After a million println statements and @mauro3 wonderful idea of eval directly into the module, here is what’s going wrong: After running addprocs(ClusterManager), the function create_worker sets up individual workers and mainly establishes a read/write stream (TCPSocket). It then creates a message join_message = JoinPGRPMsg(w.id, all_locs, PGRP.topology, enable_threaded_blas, isclusterlazy()) and calls send_msg_now(...) which eventually calls write(io, MSG_BOUNDARY).

So far I’ve understood this as the worker writing a message to master saying “I am ready”.

Now, through some black magic, when the write function is called, another function message_handler_loop is called simultaneously… I am guessing this function is “hooked” into the worker’s read/write stream so everyt ime write happens, this function is executed. (Is this right? How does this happen?)

Anyways, in the function message_handler_loop, the line version = process_hdr(r_stream, incoming), which processes the “header” message, is how I found the problem. In process_hdr, the body has

    if length(version) < HDR_VERSION_LEN
        println("about to throw an error")
        error("Version read failed. Connection closed by peer.")
    end

which throws the error because of incompatible versions installed. Now the error here makes sense, and if this is what was printed … I would’ve figured out my problem a long time ago.

However, I am guessing with all the asyncs and various functions being executed at the same time, somehow this error message gets lost in the stack… the message_handler_loop part is in a try/catch but the exception message thrown there is vastly different than what’s happening.

(Maybe the error message is about the Julia 0.6 version installed on compute nodes. Maybe it’s trying to convert a symbol into a tuple and failing but no idea how that is happening).

I will open an issue on github. Although, I have a feeling that with 1.1, this is actually fixed by

Now, hopefully I am right. When the sysadmin upgrades the compute nodes tomorrow, I hope everything is fixed.


#6

Sounds like a pretty epic piece of debugging! For what it’s worth I think this explanation is completely plausible. Anecdotally I’ve heard about similar woes related to the intersection of Distributed and unreliable exception reporting, from @vchuravy I think.

message_handler_loop is called inside an @async, so any time another task yields control, the task which is running message_handler_loop may be scheduled next. The confusing thing is that there’s a few functions which can cause task switching without the user generally being aware of it.
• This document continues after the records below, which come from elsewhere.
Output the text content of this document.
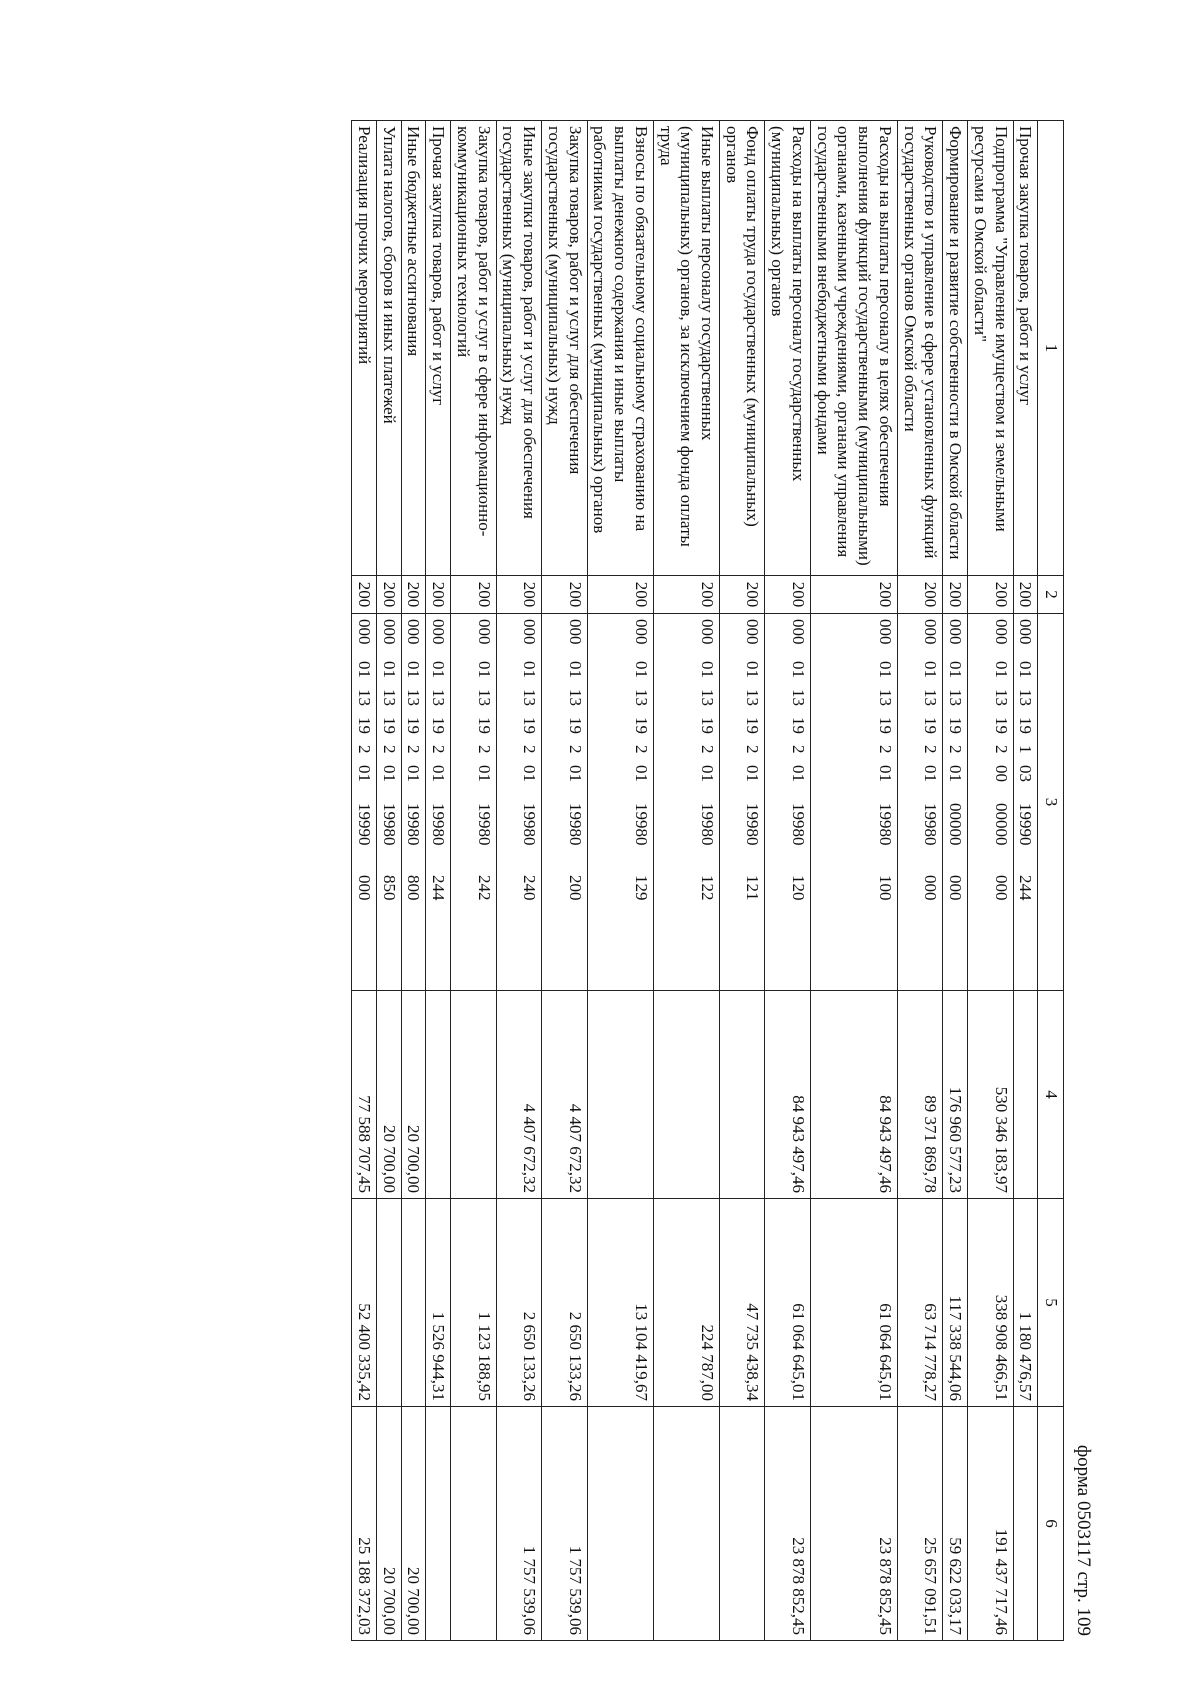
форма 0503117 стр. 109
1	2	3	4	5	6
Прочая закупка товаров, работ и услуг	200	00001131910319990244		1 180 476,57	
Подпрограмма "Управление имуществом и земельными ресурсами в Омской области"	200	00001131920000000000	530 346 183,97	338 908 466,51	191 437 717,46
Формирование и развитие собственности в Омской области	200	00001131920100000000	176 960 577,23	117 338 544,06	59 622 033,17
Руководство и управление в сфере установленных функций государственных органов Омской области	200	00001131920119980000	89 371 869,78	63 714 778,27	25 657 091,51
Расходы на выплаты персоналу в целях обеспечения выполнения функций государственными (муниципальными) органами, казенными учреждениями, органами управления государственными внебюджетными фондами	200	00001131920119980100	84 943 497,46	61 064 645,01	23 878 852,45
Расходы на выплаты персоналу государственных (муниципальных) органов	200	00001131920119980120	84 943 497,46	61 064 645,01	23 878 852,45
Фонд оплаты труда государственных (муниципальных) органов	200	00001131920119980121		47 735 438,34	
Иные выплаты персоналу государственных (муниципальных) органов, за исключением фонда оплаты труда	200	00001131920119980122		224 787,00	
Взносы по обязательному социальному страхованию на выплаты денежного содержания и иные выплаты работникам государственных (муниципальных) органов	200	00001131920119980129		13 104 419,67	
Закупка товаров, работ и услуг для обеспечения государственных (муниципальных) нужд	200	00001131920119980200	4 407 672,32	2 650 133,26	1 757 539,06
Иные закупки товаров, работ и услуг для обеспечения государственных (муниципальных) нужд	200	00001131920119980240	4 407 672,32	2 650 133,26	1 757 539,06
Закупка товаров, работ и услуг в сфере информационно-коммуникационных технологий	200	00001131920119980242		1 123 188,95	
Прочая закупка товаров, работ и услуг	200	00001131920119980244		1 526 944,31	
Иные бюджетные ассигнования	200	00001131920119980800	20 700,00		20 700,00
Уплата налогов, сборов и иных платежей	200	00001131920119980850	20 700,00		20 700,00
Реализация прочих мероприятий	200	00001131920119990000	77 588 707,45	52 400 335,42	25 188 372,03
For example write(::IO, ...) may do this depending on the specific subtype of IO. In particular, I think this can happen when the specific IO type is registered with the libuv event loop. So not currently for file IO (in base/iostream.jl), but for pipes and TTYs which are defined in base/stream.jl and which call uv_*_init passing the julia global event loop. Generally you should be aware that IO functions might yield, depending on the underlying device.

(Note that julia doesn’t have true parallel tasks yet, so task execution is done in serial by the main event loop. This doesn’t prevent task switching from being confusing, though it does rule out a certain class of truly nasty concurrent bugs.)